Anyway, in a model like this, an object's value is just some locations in memory. Likewise, a string is just some sequence of 8-bit integers in memory. Nearly all manipulation of objects/strings is done via the stack. For example, let's assume you had some classes A and B defined like:
class A {
int x;
int y;
};
class B {
int a;
int b;
};
...and some code like:
A a {1, 2};
B b {3, 4};
a.x += b.a;
The initialization would mean values in the executable file loaded into the memory locations assigned to a and b. The addition could then produce code something like this:
push immediate a.x // put &a.x on top of stack
dupe // copy address to next lower stack position
load // load value from a.x
push immediate b.a // put &b.a on top of stack
load // load value from b.a
add // add two values
store // store back to a.x using address placed on stack with `dupe`
Assuming one byte for each instruction proper, we end up around 23 bytes for the sequence as a whole, 16 bytes of which are addresses. If we use 32-bit addressing instead of 64-bit, we can reduce that by 8 bytes (i.e., a total of 15 bytes).
The most obvious thing to keep in mind is that the virtual machine implemented by a typical byte-code interpreter (or similar) isn't all that different from a "real" machine implemented in hardware. You might add some instructions that are important to the model you're trying to implement (e.g., the JVM includes instructions to directly support its security model), or you might leave out a few if you only want to support languages that don't include them (e.g., I suppose you could leave out a few like xor if you really wanted to). You also need to decide what sort of virtual machine you're going to support. What I've portrayed above is stack-oriented, but you can certainly do a register-oriented machine if you prefer.

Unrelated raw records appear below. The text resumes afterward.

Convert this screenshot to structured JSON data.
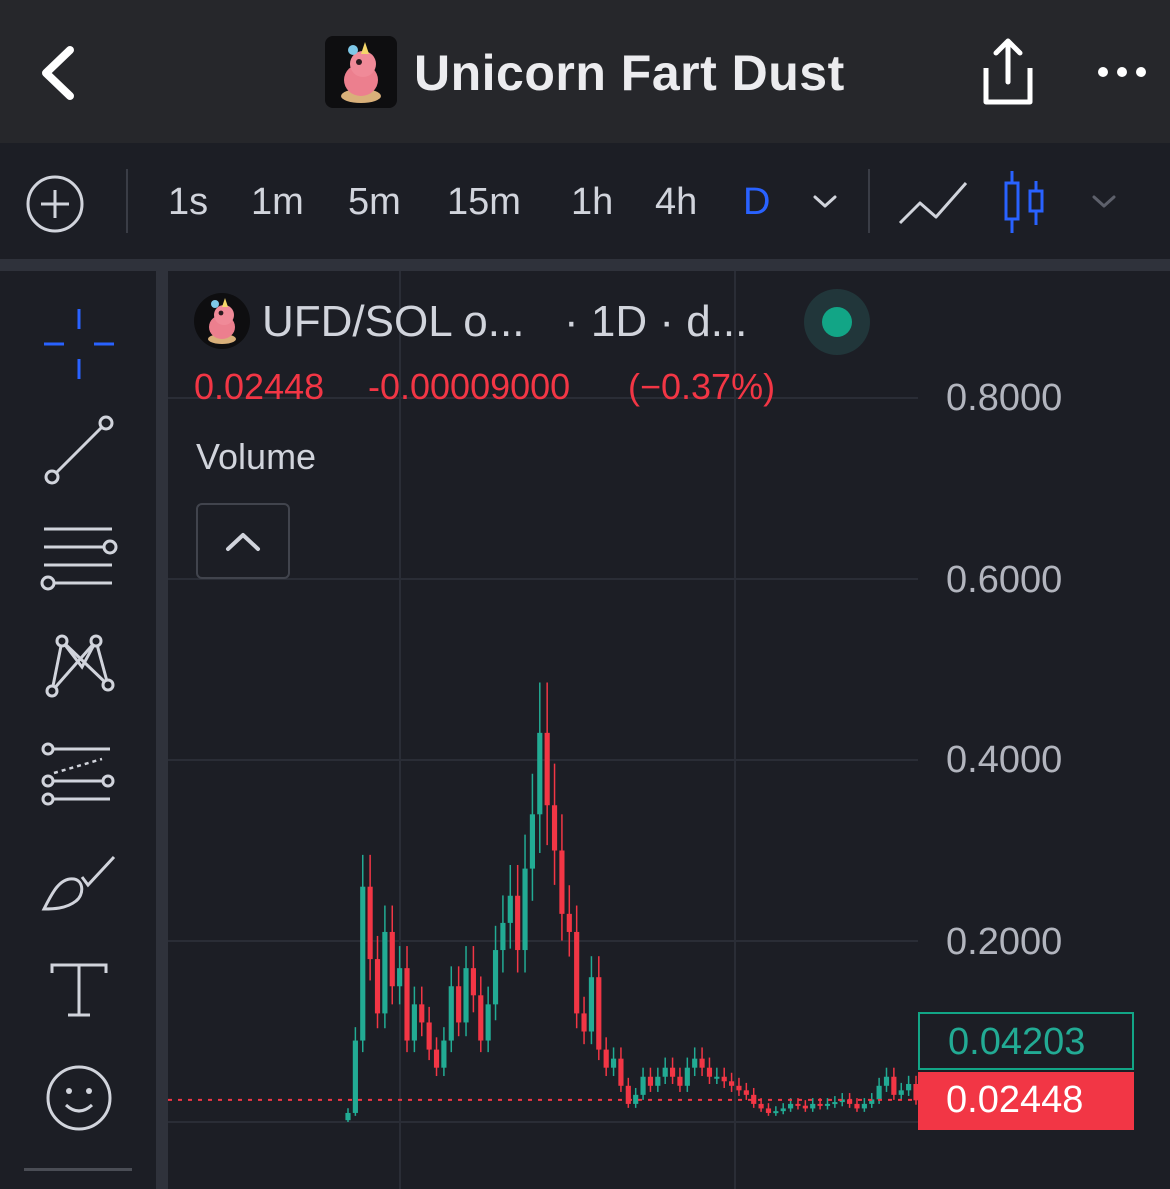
{
  "header": {
    "title": "Unicorn Fart Dust",
    "back_icon": "chevron-left-icon",
    "share_icon": "share-icon",
    "more_icon": "more-horizontal-icon"
  },
  "toolbar": {
    "intervals": [
      {
        "label": "1s",
        "active": false
      },
      {
        "label": "1m",
        "active": false
      },
      {
        "label": "5m",
        "active": false
      },
      {
        "label": "15m",
        "active": false
      },
      {
        "label": "1h",
        "active": false
      },
      {
        "label": "4h",
        "active": false
      },
      {
        "label": "D",
        "active": true
      }
    ],
    "active_color": "#2962ff",
    "chart_types": [
      "line-chart-icon",
      "candlestick-icon"
    ]
  },
  "drawing_tools": [
    "crosshair-icon",
    "trend-line-icon",
    "horizontal-lines-icon",
    "pattern-icon",
    "fib-retracement-icon",
    "brush-icon",
    "text-icon",
    "emoji-icon"
  ],
  "legend": {
    "symbol": "UFD/SOL o...",
    "interval_source": "· 1D · d...",
    "status_color": "#12a586",
    "last": "0.02448",
    "change": "-0.00009000",
    "change_pct": "(−0.37%)",
    "volume_label": "Volume"
  },
  "price_axis": {
    "labels": [
      "0.8000",
      "0.6000",
      "0.4000",
      "0.2000"
    ],
    "bid_tag": "0.04203",
    "last_tag": "0.02448",
    "up_color": "#22ab94",
    "down_color": "#f23645"
  },
  "chart_data": {
    "type": "candlestick",
    "ylim": [
      0,
      0.9
    ],
    "y_ticks": [
      0.2,
      0.4,
      0.6,
      0.8
    ],
    "last_price": 0.02448,
    "series": [
      {
        "values": [
          0.01,
          0.09,
          0.26,
          0.18,
          0.12,
          0.21,
          0.15,
          0.17,
          0.09,
          0.13,
          0.11,
          0.08,
          0.06,
          0.09,
          0.15,
          0.11,
          0.17,
          0.14,
          0.09,
          0.13,
          0.19,
          0.22,
          0.25,
          0.19,
          0.28,
          0.34,
          0.43,
          0.35,
          0.3,
          0.23,
          0.21,
          0.12,
          0.1,
          0.16,
          0.08,
          0.06,
          0.07,
          0.04,
          0.02,
          0.03,
          0.05,
          0.04,
          0.05,
          0.06,
          0.05,
          0.04,
          0.06,
          0.07,
          0.06,
          0.05,
          0.05,
          0.045,
          0.04,
          0.035,
          0.03,
          0.02,
          0.015,
          0.01,
          0.012,
          0.015,
          0.02,
          0.018,
          0.015,
          0.02,
          0.018,
          0.02,
          0.022,
          0.025,
          0.02,
          0.015,
          0.02,
          0.025,
          0.04,
          0.05,
          0.03,
          0.035,
          0.042,
          0.024
        ]
      }
    ]
  }
}
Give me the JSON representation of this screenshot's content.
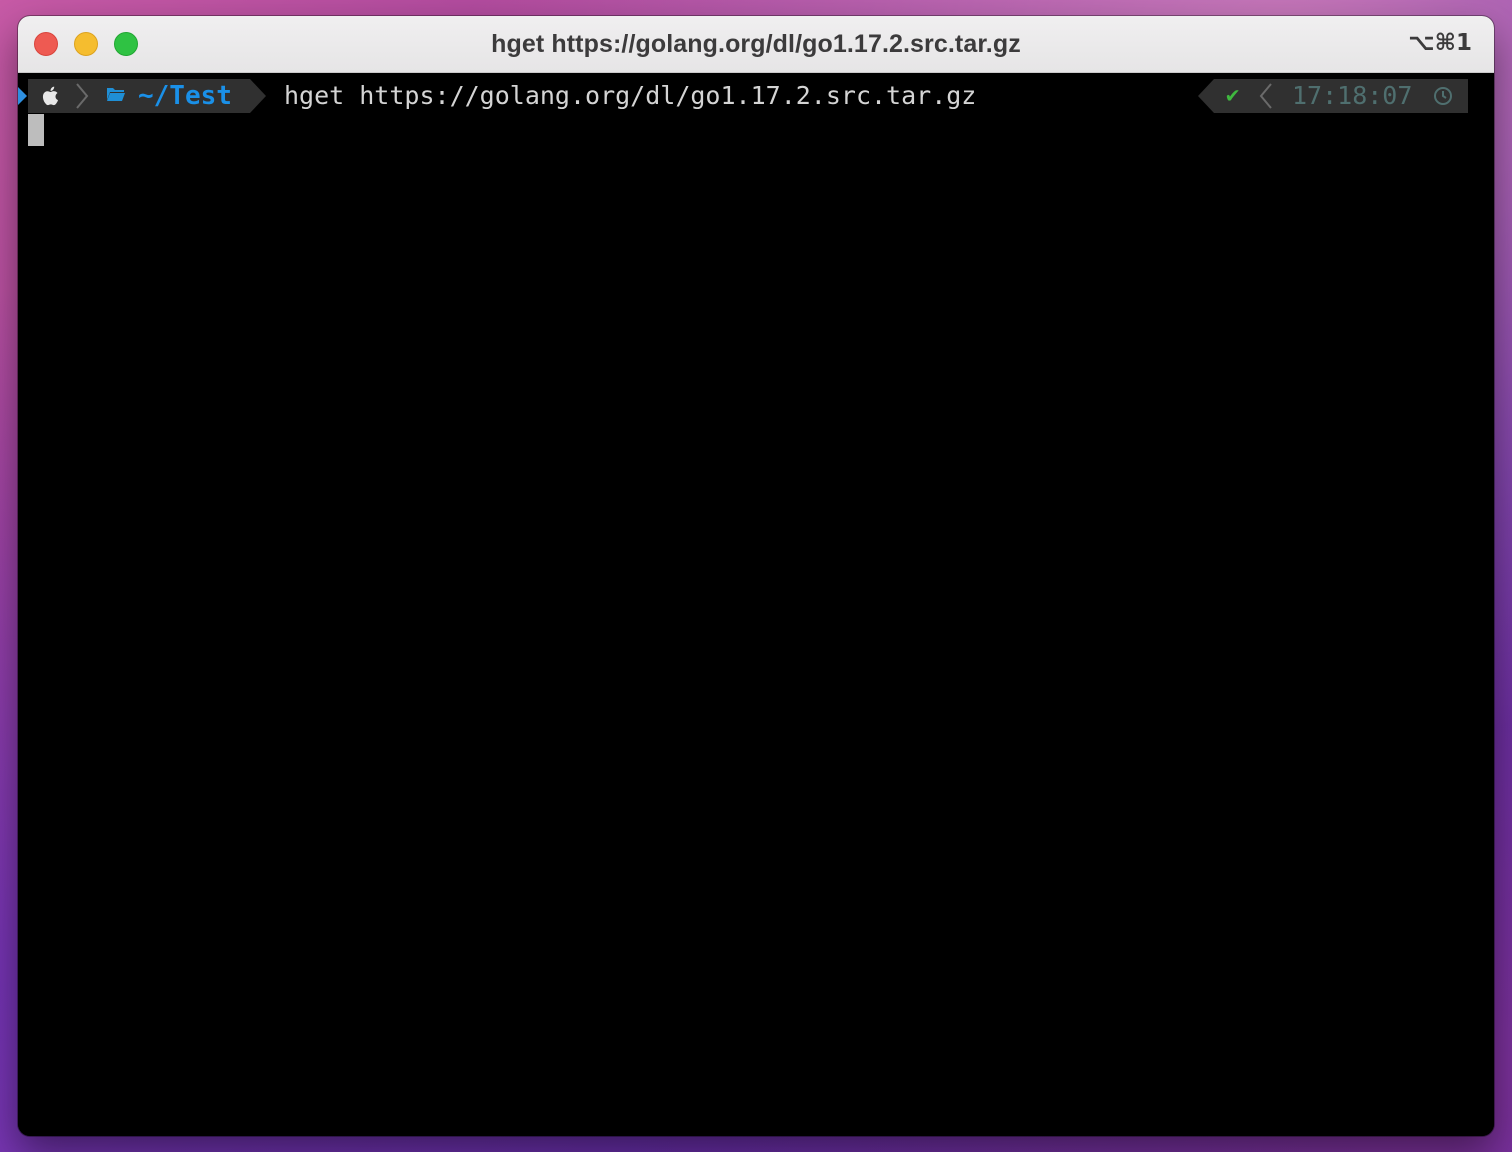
{
  "window": {
    "title": "hget https://golang.org/dl/go1.17.2.src.tar.gz",
    "shortcut": "⌥⌘1"
  },
  "prompt": {
    "os_icon": "apple-icon",
    "dir_icon": "folder-icon",
    "cwd": "~/Test",
    "command": "hget https://golang.org/dl/go1.17.2.src.tar.gz",
    "status_icon": "check-icon",
    "status_glyph": "✔",
    "time": "17:18:07",
    "time_icon": "clock-icon"
  },
  "colors": {
    "cwd": "#1a90e8",
    "status_ok": "#3fb83f",
    "time": "#4f6f6f",
    "segment_bg": "#303030"
  }
}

Either way, most of object access, string storage, etc., comes down to them being locations in memory. The machine will retrieve data from those locations into the stack/registers, manipulate as appropriate, and store back to the locations of the destination object(s).

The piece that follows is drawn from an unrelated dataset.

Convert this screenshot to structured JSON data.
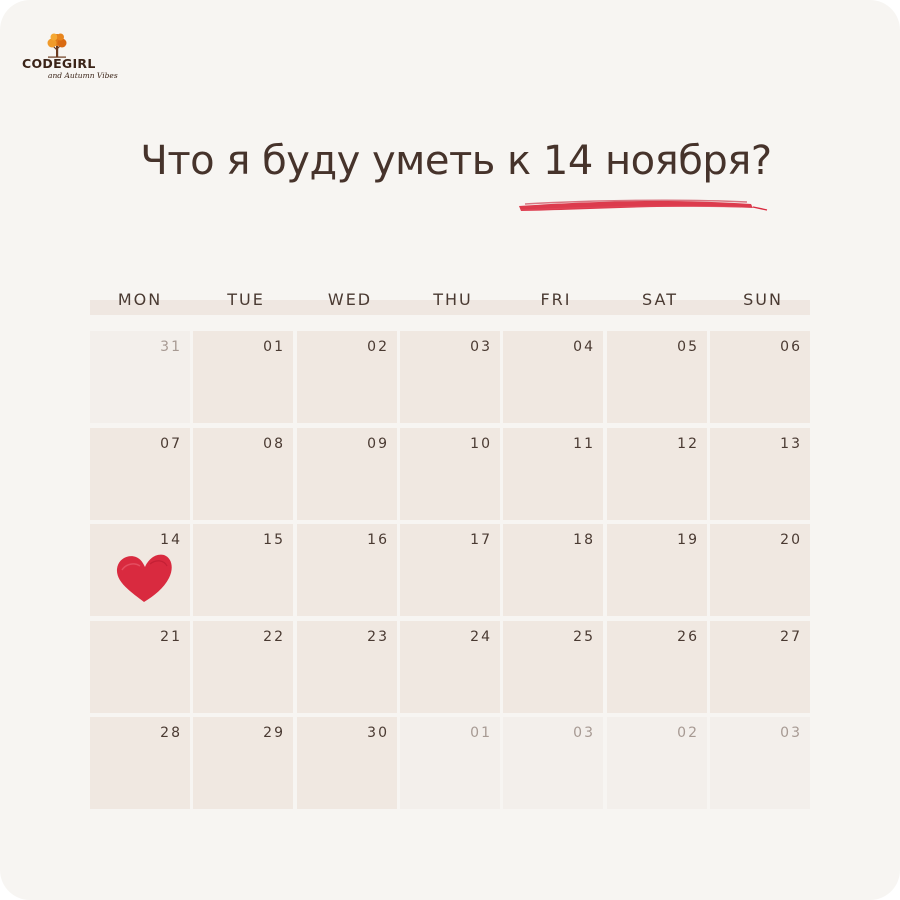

Bytecode interpreters that I'm familiar with do this using constant tables. When the compiler is generating bytecode for a chunk of source, it is also generating a little constant table that rides along with that bytecode. (For example, if the bytecode gets stuffed into some kind of "function" object, the constant table will go in there too.)

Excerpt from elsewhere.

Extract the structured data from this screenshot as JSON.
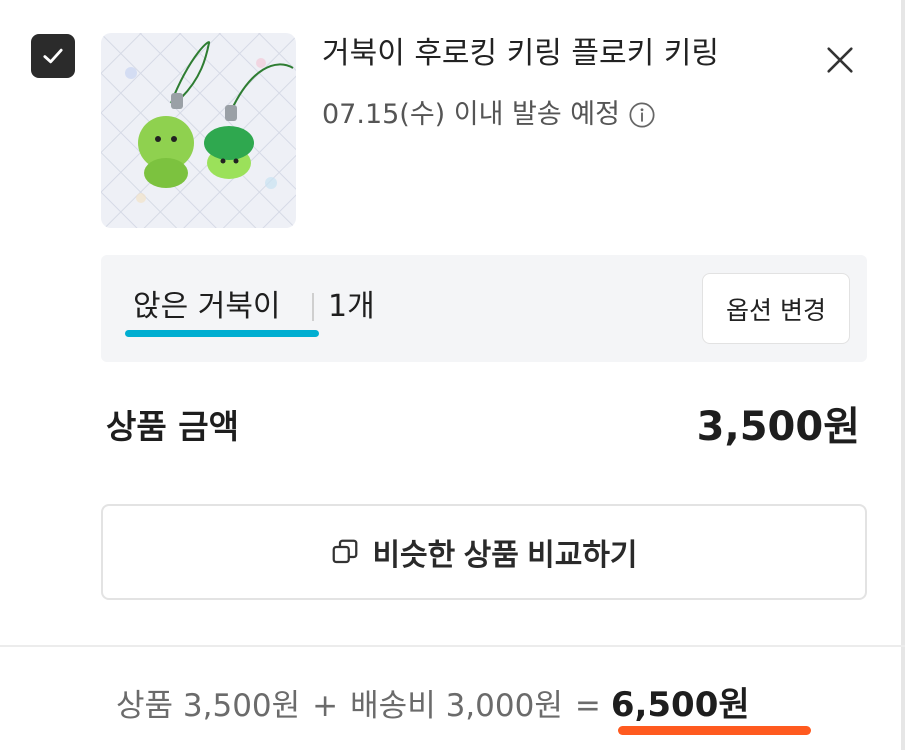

Any time the compiler encounters a literal like a string or a number, it creates an actual runtime object for the value that the interpreter can work with. It adds that to the constant table and gets the index where the value was added. Then it emits something like a LOAD_CONSTANT instruction that has an argument whose value is the index in the constant table.
Here's an example:
static void string(Compiler* compiler, int allowAssignment)
{
// Define a constant for the literal.
int constant = addConstant(compiler, wrenNewString(compiler->parser->vm,
compiler->parser->currentString, compiler->parser->currentStringLength));
// Compile the code to load the constant.
emit(compiler, CODE_CONSTANT);
emit(compiler, constant);
}
At runtime, to implement a LOAD_CONSTANT instruction, you just decode the argument, and pull the object out of the constant table.
Here's an example:
CASE_CODE(CONSTANT):
PUSH(frame->fn->constants[READ_ARG()]);
DISPATCH();
For things like small numbers and frequently used values like true and null, you may devote dedicated instructions to them, but that's just an optimization.